Trehalose is widespread within the genus Propionibacterium (Cardoso and others 2004). Trehalose accumulation in Propionibacterium, for example, P. acidipropionici and P. freudenreichii subsp. shermanii (Rolin and others 1995; Pereira 1997) has also been observed to occur in response to stress conditions. In particular, P. freudenreichii subsp. shermanii strain NIZO B365 accumulates trehalose to remarkable levels, and the trehalose content increases considerably in response to osmotic, oxidative and acid stress (up to 40%[w/w] of the cell protein). In this organism, trehalose results from the conversion of glucose 6-P and ADP glucose via trehalose 6-P synthase to trehalose 6-P and its subsequent dephosphorylation by trehalose 6-P phosphatase. Alternatively, trehalose can be formed from maltose through the action of trehalose synthase (Cardoso and others 2007).
While working on isolates of Propionibacteria from Indian fermented milks for vitamin B12 production in our laboratory, we have also incidentally observed trehalose production by these isolates as estimated by the HPLC method.
The safety of trehalose is supported by animal and human studies and is marketed in the United States as approved by USFDA since 2000. Trehalose is also approved in Japan, Korea, Taiwan, and the United Kingdom (Kroger and others 2006).

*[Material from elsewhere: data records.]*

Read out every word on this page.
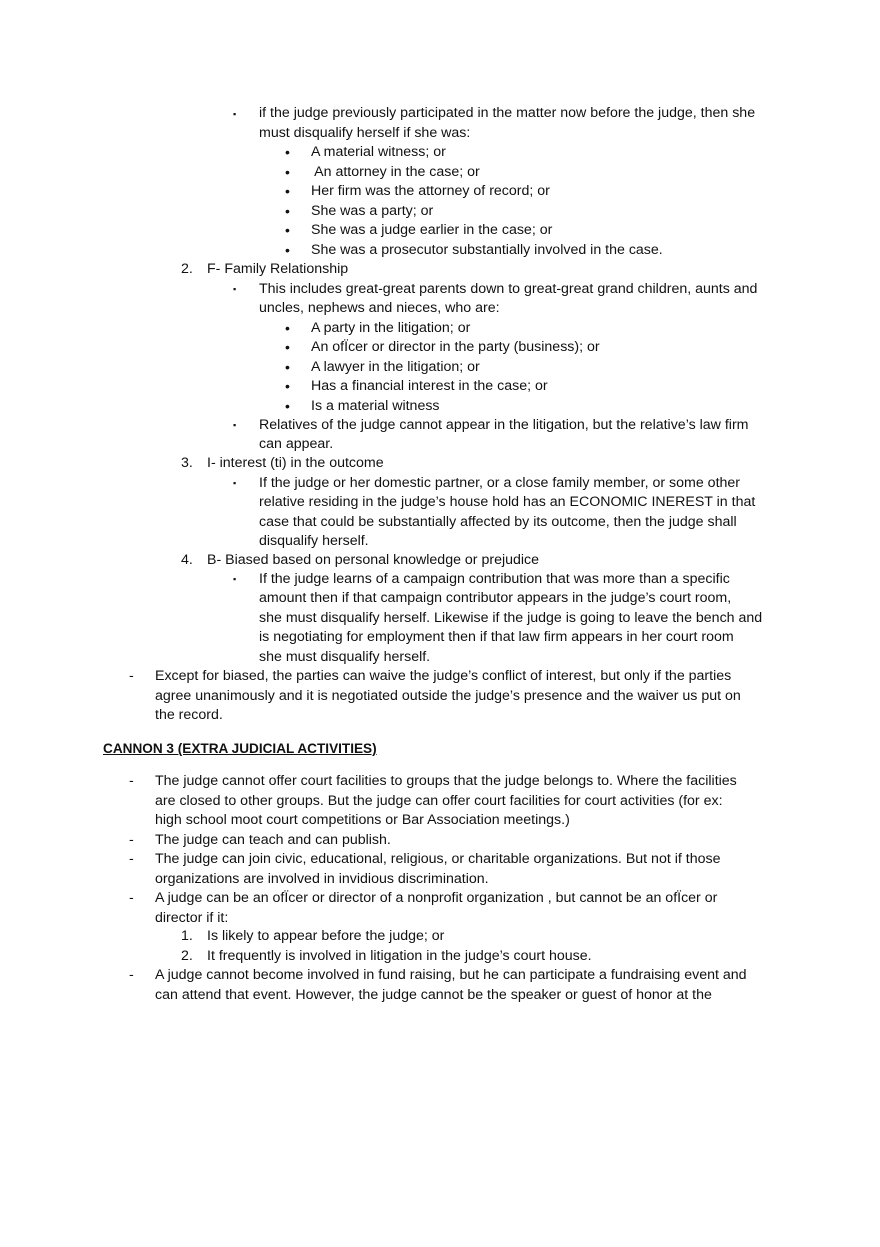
▪ if the judge previously participated in the matter now before the judge, then she
must disqualify herself if she was:
• A material witness; or
• An attorney in the case; or
• Her firm was the attorney of record; or
• She was a party; or
• She was a judge earlier in the case; or
• She was a prosecutor substantially involved in the case.
2. F- Family Relationship
▪ This includes great-great parents down to great-great grand children, aunts and
uncles, nephews and nieces, who are:
• A party in the litigation; or
• An ofÏcer or director in the party (business); or
• A lawyer in the litigation; or
• Has a financial interest in the case; or
• Is a material witness
▪ Relatives of the judge cannot appear in the litigation, but the relative’s law firm
can appear.
3. I- interest (ti) in the outcome
▪ If the judge or her domestic partner, or a close family member, or some other
relative residing in the judge’s house hold has an ECONOMIC INEREST in that
case that could be substantially affected by its outcome, then the judge shall
disqualify herself.
4. B- Biased based on personal knowledge or prejudice
▪ If the judge learns of a campaign contribution that was more than a specific
amount then if that campaign contributor appears in the judge’s court room,
she must disqualify herself. Likewise if the judge is going to leave the bench and
is negotiating for employment then if that law firm appears in her court room
she must disqualify herself.
- Except for biased, the parties can waive the judge’s conflict of interest, but only if the parties
agree unanimously and it is negotiated outside the judge’s presence and the waiver us put on
the record.
CANNON 3 (EXTRA JUDICIAL ACTIVITIES)
- The judge cannot offer court facilities to groups that the judge belongs to. Where the facilities
are closed to other groups. But the judge can offer court facilities for court activities (for ex:
high school moot court competitions or Bar Association meetings.)
- The judge can teach and can publish.
- The judge can join civic, educational, religious, or charitable organizations. But not if those
organizations are involved in invidious discrimination.
- A judge can be an ofÏcer or director of a nonprofit organization , but cannot be an ofÏcer or
director if it:
1. Is likely to appear before the judge; or
2. It frequently is involved in litigation in the judge’s court house.
- A judge cannot become involved in fund raising, but he can participate a fundraising event and
can attend that event. However, the judge cannot be the speaker or guest of honor at the
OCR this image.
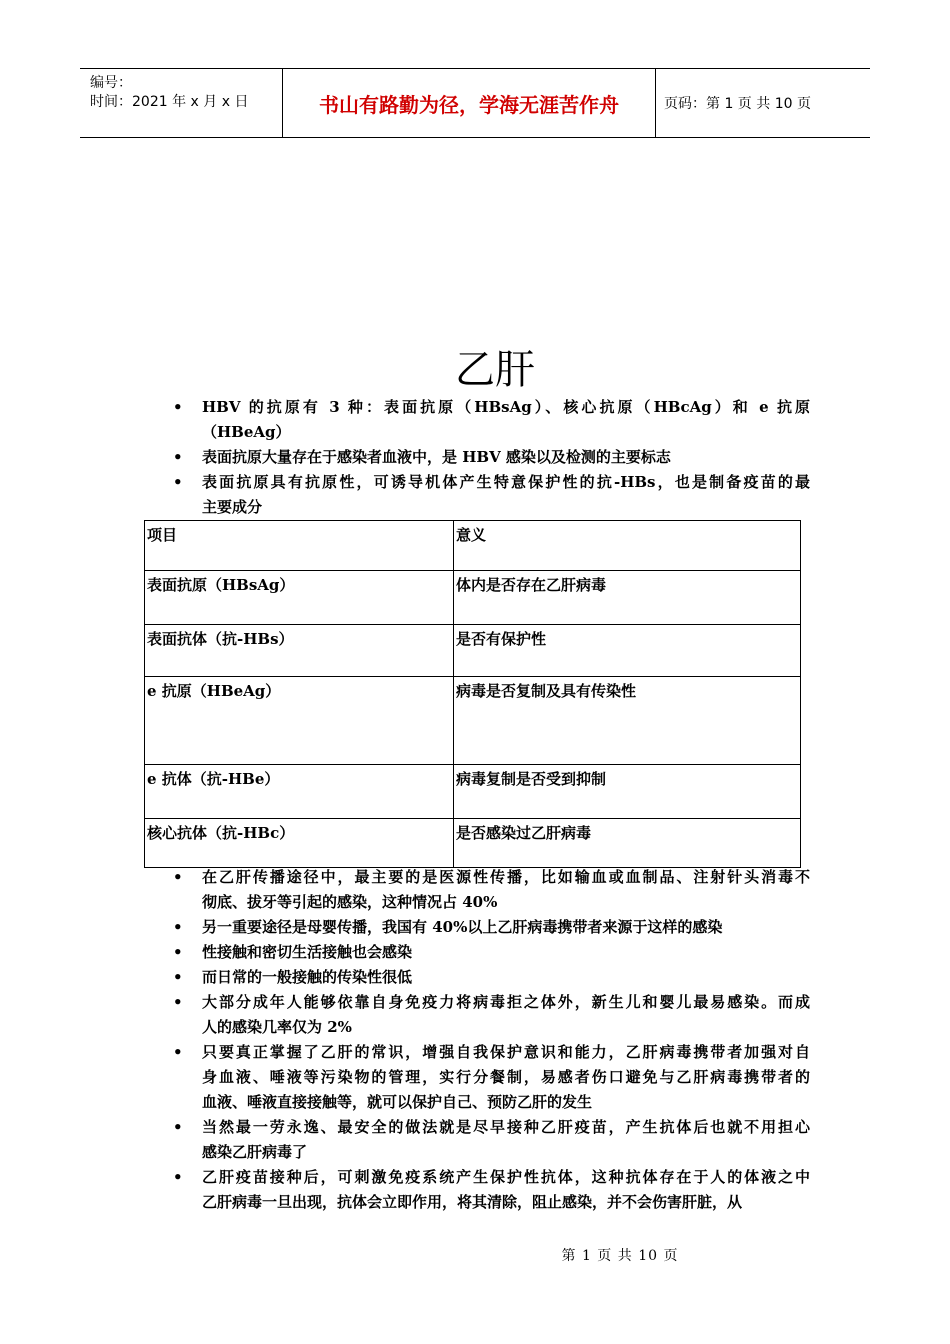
编号：
时间：2021 年 x 月 x 日	书山有路勤为径，学海无涯苦作舟	页码：第 1 页 共 10 页
乙肝
• HBV 的抗原有 3 种：表面抗原（HBsAg）、核心抗原（HBcAg）和 e 抗原
（HBeAg）
• 表面抗原大量存在于感染者血液中，是 HBV 感染以及检测的主要标志
• 表面抗原具有抗原性，可诱导机体产生特意保护性的抗-HBs，也是制备疫苗的最
主要成分
项目	意义
表面抗原（HBsAg）	体内是否存在乙肝病毒
表面抗体（抗-HBs）	是否有保护性
e 抗原（HBeAg）	病毒是否复制及具有传染性
e 抗体（抗-HBe）	病毒复制是否受到抑制
核心抗体（抗-HBc）	是否感染过乙肝病毒
• 在乙肝传播途径中，最主要的是医源性传播，比如输血或血制品、注射针头消毒不
彻底、拔牙等引起的感染，这种情况占 40%
• 另一重要途径是母婴传播，我国有 40%以上乙肝病毒携带者来源于这样的感染
• 性接触和密切生活接触也会感染
• 而日常的一般接触的传染性很低
• 大部分成年人能够依靠自身免疫力将病毒拒之体外，新生儿和婴儿最易感染。而成
人的感染几率仅为 2%
• 只要真正掌握了乙肝的常识，增强自我保护意识和能力，乙肝病毒携带者加强对自
身血液、唾液等污染物的管理，实行分餐制，易感者伤口避免与乙肝病毒携带者的
血液、唾液直接接触等，就可以保护自己、预防乙肝的发生
• 当然最一劳永逸、最安全的做法就是尽早接种乙肝疫苗，产生抗体后也就不用担心
感染乙肝病毒了
• 乙肝疫苗接种后，可刺激免疫系统产生保护性抗体，这种抗体存在于人的体液之中
乙肝病毒一旦出现，抗体会立即作用，将其清除，阻止感染，并不会伤害肝脏，从
第 1 页 共 10 页
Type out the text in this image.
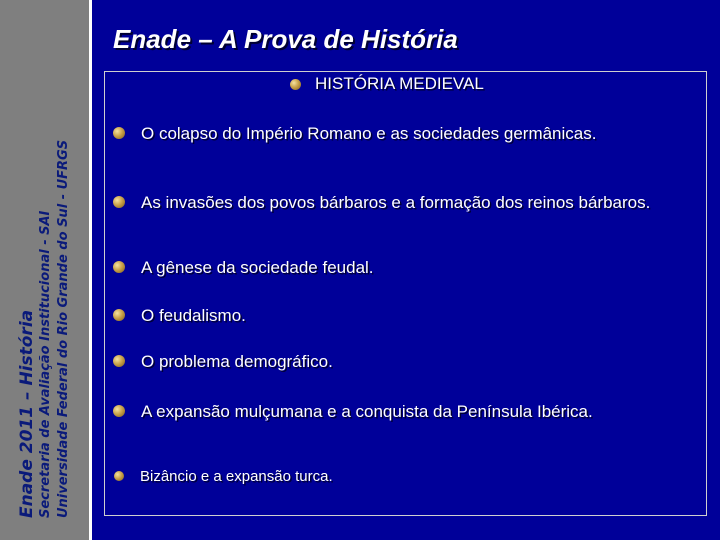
Enade 2011 – História Secretaria de Avaliação Institucional - SAI Universidade Federal do Rio Grande do Sul - UFRGS
Enade – A Prova de História
HISTÓRIA MEDIEVAL
O colapso do Império Romano e as sociedades germânicas.
As invasões dos povos bárbaros e a formação dos reinos bárbaros.
A gênese da sociedade feudal.
O feudalismo.
O problema demográfico.
A expansão mulçumana e a conquista da Península Ibérica.
Bizâncio e a expansão turca.
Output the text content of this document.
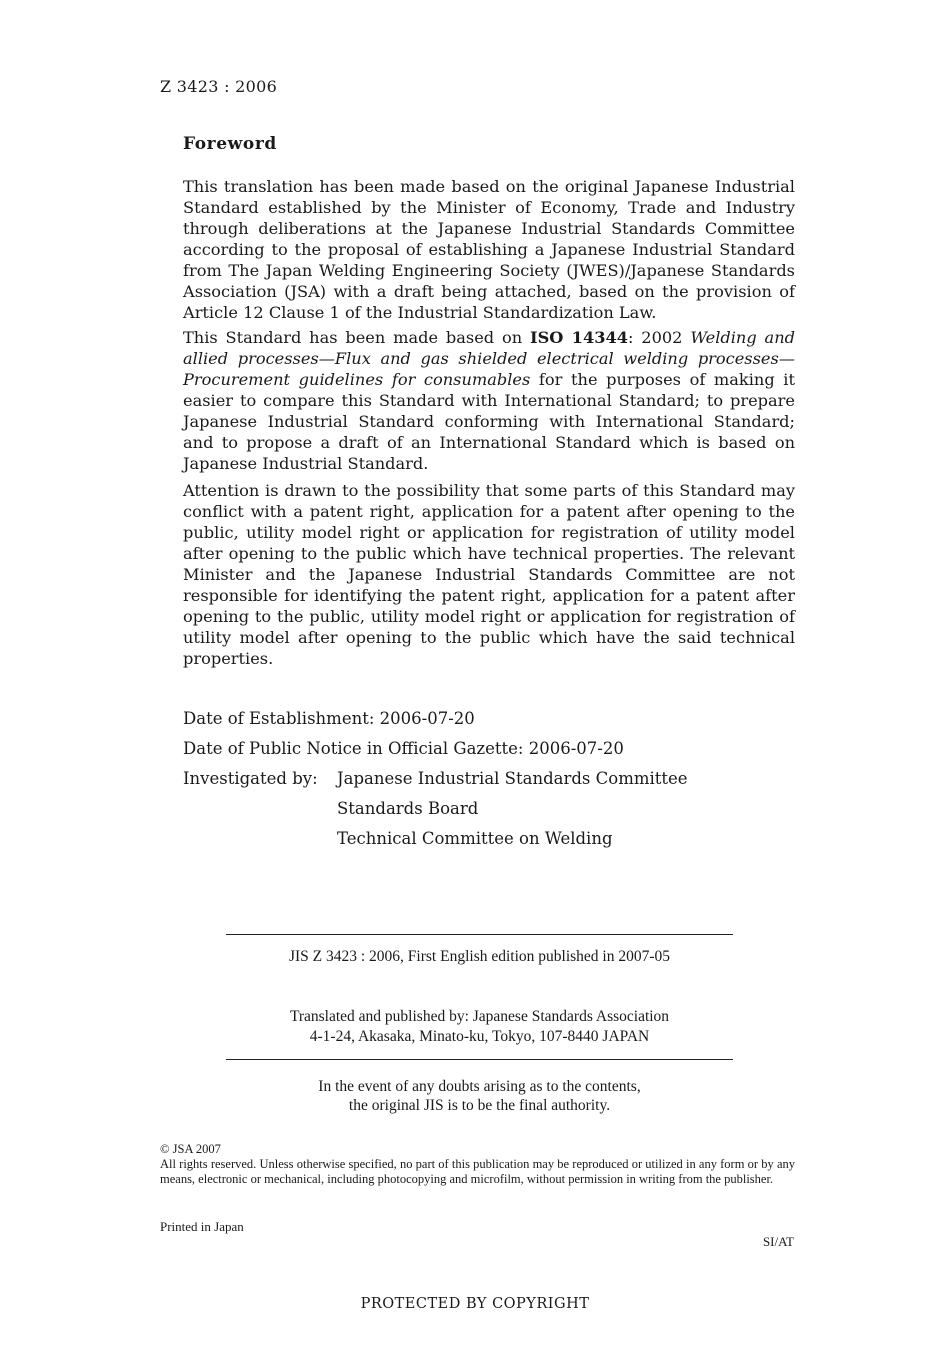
Z 3423 : 2006
Foreword

This translation has been made based on the original Japanese Industrial Standard established by the Minister of Economy, Trade and Industry through deliberations at the Japanese Industrial Standards Committee according to the proposal of establishing a Japanese Industrial Standard from The Japan Welding Engineering Society (JWES)/Japanese Standards Association (JSA) with a draft being attached, based on the provision of Article 12 Clause 1 of the Industrial Standardization Law.

This Standard has been made based on ISO 14344: 2002 Welding and allied processes—Flux and gas shielded electrical welding processes—Procurement guidelines for consumables for the purposes of making it easier to compare this Standard with International Standard; to prepare Japanese Industrial Standard conforming with International Standard; and to propose a draft of an International Standard which is based on Japanese Industrial Standard.

Attention is drawn to the possibility that some parts of this Standard may conflict with a patent right, application for a patent after opening to the public, utility model right or application for registration of utility model after opening to the public which have technical properties. The relevant Minister and the Japanese Industrial Standards Committee are not responsible for identifying the patent right, application for a patent after opening to the public, utility model right or application for registration of utility model after opening to the public which have the said technical properties.

Date of Establishment: 2006-07-20
Date of Public Notice in Official Gazette: 2006-07-20
Investigated by: Japanese Industrial Standards Committee
Standards Board
Technical Committee on Welding
JIS Z 3423 : 2006, First English edition published in 2007-05
Translated and published by: Japanese Standards Association
4-1-24, Akasaka, Minato-ku, Tokyo, 107-8440 JAPAN
In the event of any doubts arising as to the contents,
the original JIS is to be the final authority.
© JSA 2007
All rights reserved. Unless otherwise specified, no part of this publication may be reproduced or utilized in any form or by any means, electronic or mechanical, including photocopying and microfilm, without permission in writing from the publisher.
Printed in Japan
SI/AT
PROTECTED BY COPYRIGHT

Microbial production of these sugars is becoming more attractive because of the inherent problems of the chemical processes. The examples presented here clearly demonstrate that LAB are ideal candidates for production of these low-calorie sweeteners and for metabolic engineering. A diverse number of approaches have been employed successfully to reroute carbon metabolism toward the products of interest, resulting in high-level production of both natural and novel compounds, or removal of undesirable metabolites. Some of these constructed strains will undoubtedly find their way into novel fermented products with increased nutritional value. Taking into consideration health benefits and industrial applications, the development of novel dairy products naturally enriched in these sweeteners during fermentation processes offers interesting perspectives. The polyols and similar substances used as bulk sweeteners are also safe, but consumers need to be aware of their presence in food products so that they can limit their intake sufficiently to avoid gastrointestinal discomfort. These safe sweeteners can be exploited as vital food ingredients for the development of low-calorie foods with added functional values especially for children, diabetic patients, and weight watchers.